A Malgouverne les choses se passent différemment. Le beau paysage de Malgouverne et son sous-sol, aux richesses inépuisables, attirent les autres et repoussent les nôtres. Mitchell cambriole 180 millions d’euros. Mitchell s’évade. Mitchell s’achète un château à Montreux. Mitchell est recherché. Mitchell revient à Malgouverne. Cent blagues ou sans blague. Tout est bon et rien à signaler ! Malgouverne est devenue la Mecque des fouteurs de pagaille.

C’est se mentir à nous-même que de dire que nos élus nous représentent et que Malgouverne jouit d’une démocratie. A Malgouverne on continue à nous traîner sans jamais savoir notre destination. La réalité des décisions semble ne pas concerner les habitants de ce village. Les bouffons de Malgouverne ont fait de nous des consommateurs de slogans et des fidèles aux projets conditionnés par le mouvement de Messaoud sur une échelle déstabilisée ailleurs. Un jour, ils nous font avaler un corbeau à la chandelle. Le lendemain, ils nous demandent de vomir une colombe dans notre assiette. Ils ont fait de nous des adeptes incorrigibles du prêt-à-croire. Ils nous parlent de nanotechnologie et nous annoncent la transformation d’Oued El Abtal en eldorado californien. On enveloppe ça dans un laïusse politique pour nous faire croire qu’à Malgouverne les habitants sont heureux et satisfaits dans une démocratie à la nuit des rois.

Une fois Messaoud descend de quelques marches de son échelle, ils se hâtent vers le grand préteur Jim Yong Kim. Jim Young Kim n’est ni un commerçant de la rue de la Lyre ni un changeur de monnaie au square Port Saïd. Ce Coréen connait bien son métier. Il fut professeur de médecine à Harvard. Il n’est pas financier mais il gère des milliards de dollars de crédits. La réalité nous démontre que les hautes fonctions ne demandent pas d’expertise. Elles demandent tout simplement une bonne éducation et un comportement honnête et sérieux.

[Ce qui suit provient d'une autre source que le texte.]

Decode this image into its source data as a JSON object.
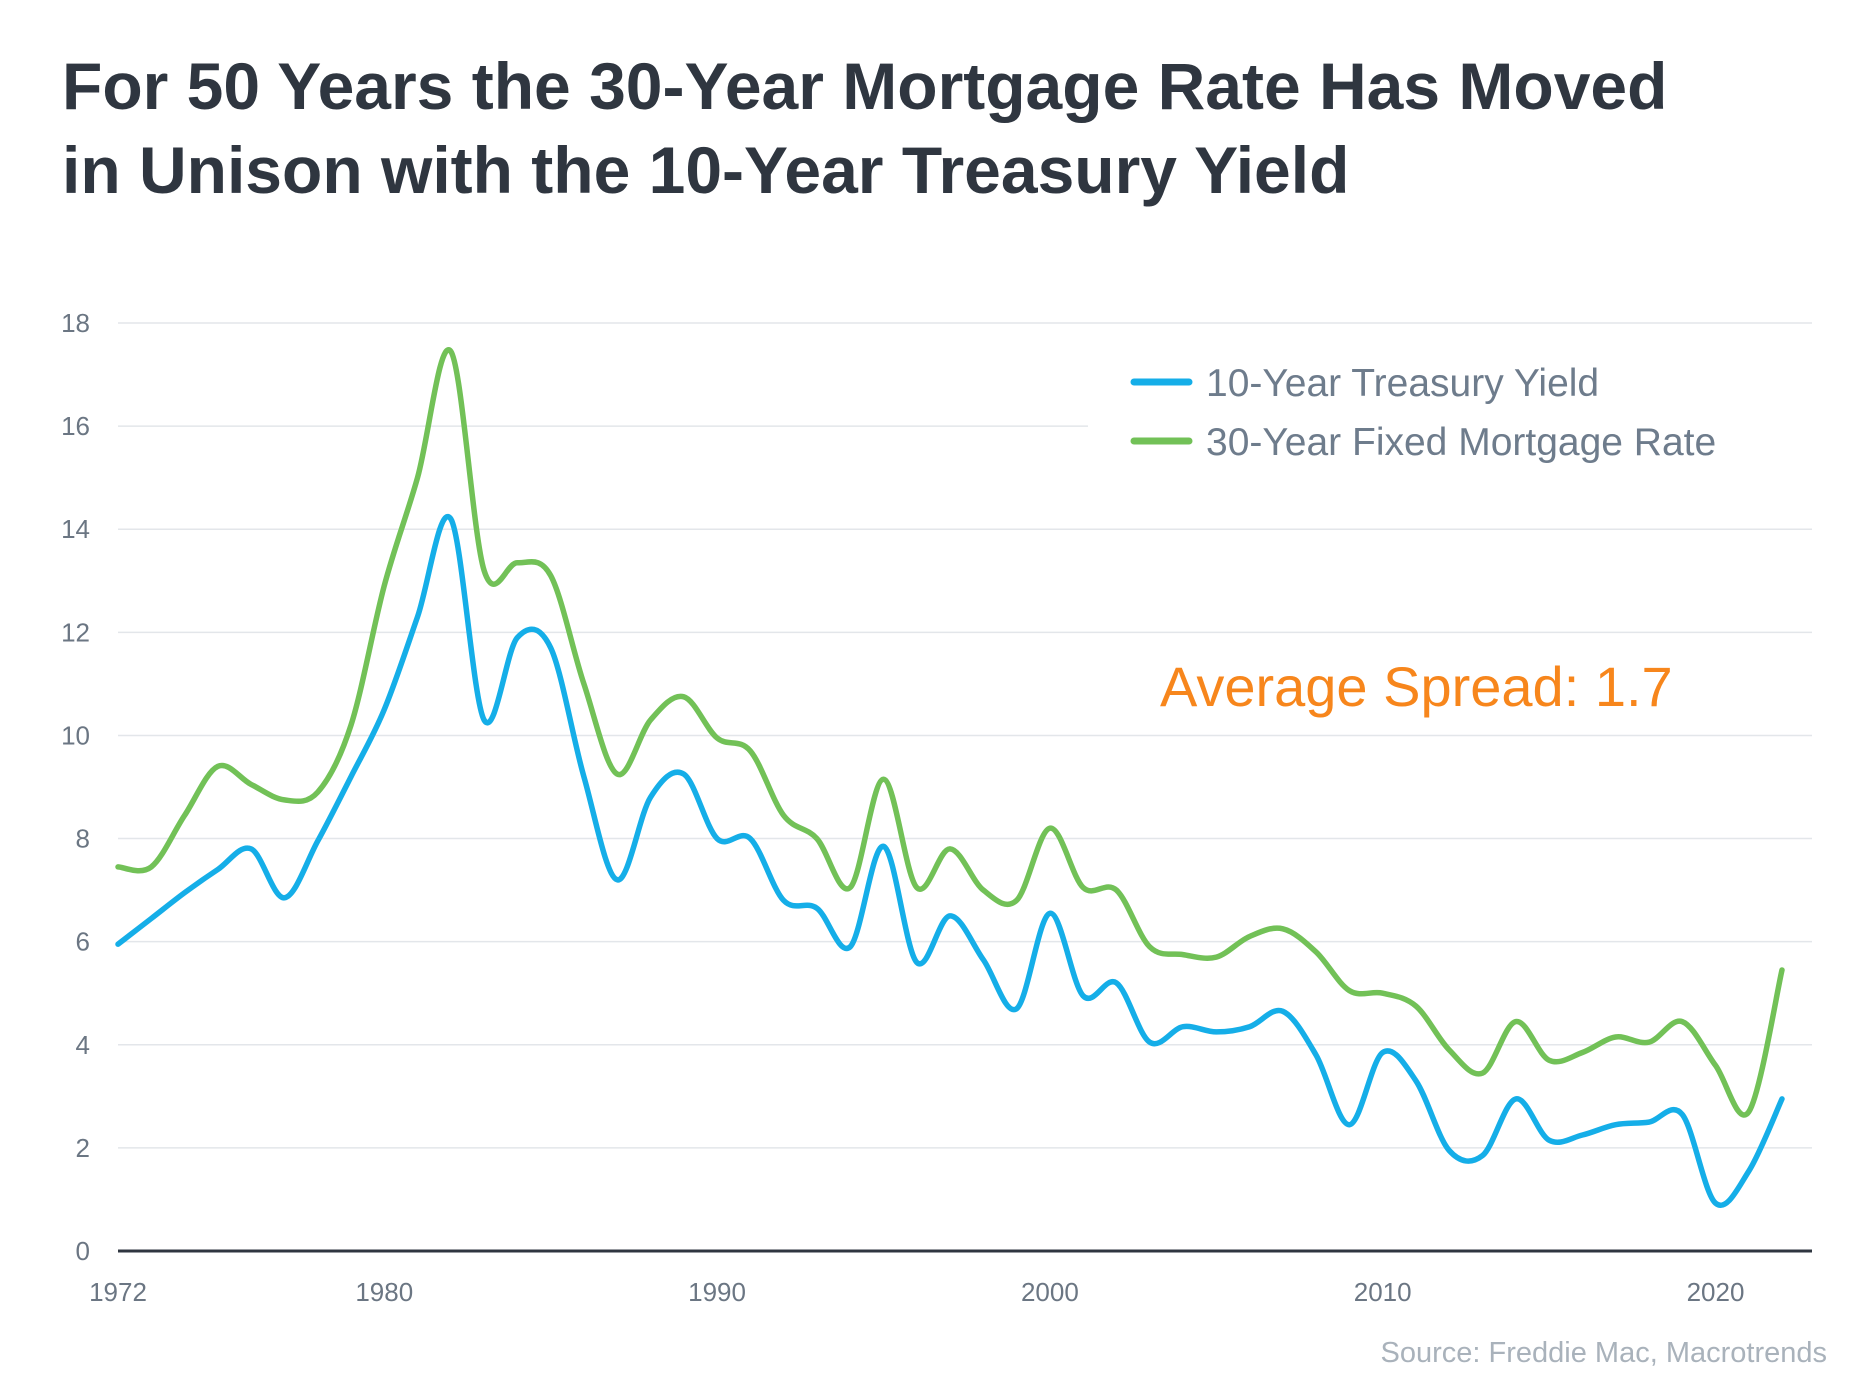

Jim Yong Kim, le président de la Banque Mondiale, avec sa chevelure de neige rigole de la situation à Malgouverne. Elle connait bien notre arrière-boutique et sait au centime près le contenu de la tirelire d’Abderrahmane. Elle a composé la musique du troubadour français qui défile quotidiennement à Malgouverne. La semaine prochaine le troubadour donnera un grand spectacle à Malgouverne. Cette réalité est difficile à accepter à Malgouverne où le détrousseur gère la cagnotte populaire.

Pierre Lagrange nous informe sur la prospection de la réalité ; "rechercher le noyau de réalité revient à transformer les histoires en énigmes policières et non à comprendre leurs véritables caractéristiques". Cette phrase est belle, mais quand nous ne trouvons pas suffisamment d’éléments d’information par la voie officielle à Malgouverne, il est naturel que nous essayions de nous débrouiller par les techniques traditionnelles le bouche-à-oreille ou le téléphone arabe pour comprendre les énigmes de Malgouverne.

Les scientifiques à Malgouverne n’échappent pas à l’obstacle des fausses données du problème surtout quand il s’agit de définir un phénomène qui reste insaisissable ou inconcevable. Les plaisanteries politiques et les secrets des silhouettes qui gouvernent Malgouverne excitent l’imagination des gens de la rue. Elles leur offrent une matière d’information inexhaustible dans le domaine de spéculation. Dans la société marchande à Malgouverne, les choses s’interprètent d’une manière simple. La rive gauche de la rue Didouche Mourad écoute les murmures des passants. Elle a tout entendu. L’information devient une suite tyrolienne de chuchotements confus et difficilement concourants. Cette rue, connue comme chemin estudiantin et fief de la matière grise, sélectionne le terme le plus important de cette suite et essaye de le diffuser dans les réseaux sociaux. Ce jour-ci le terme le plus important est Mitchell le fil du tisseur.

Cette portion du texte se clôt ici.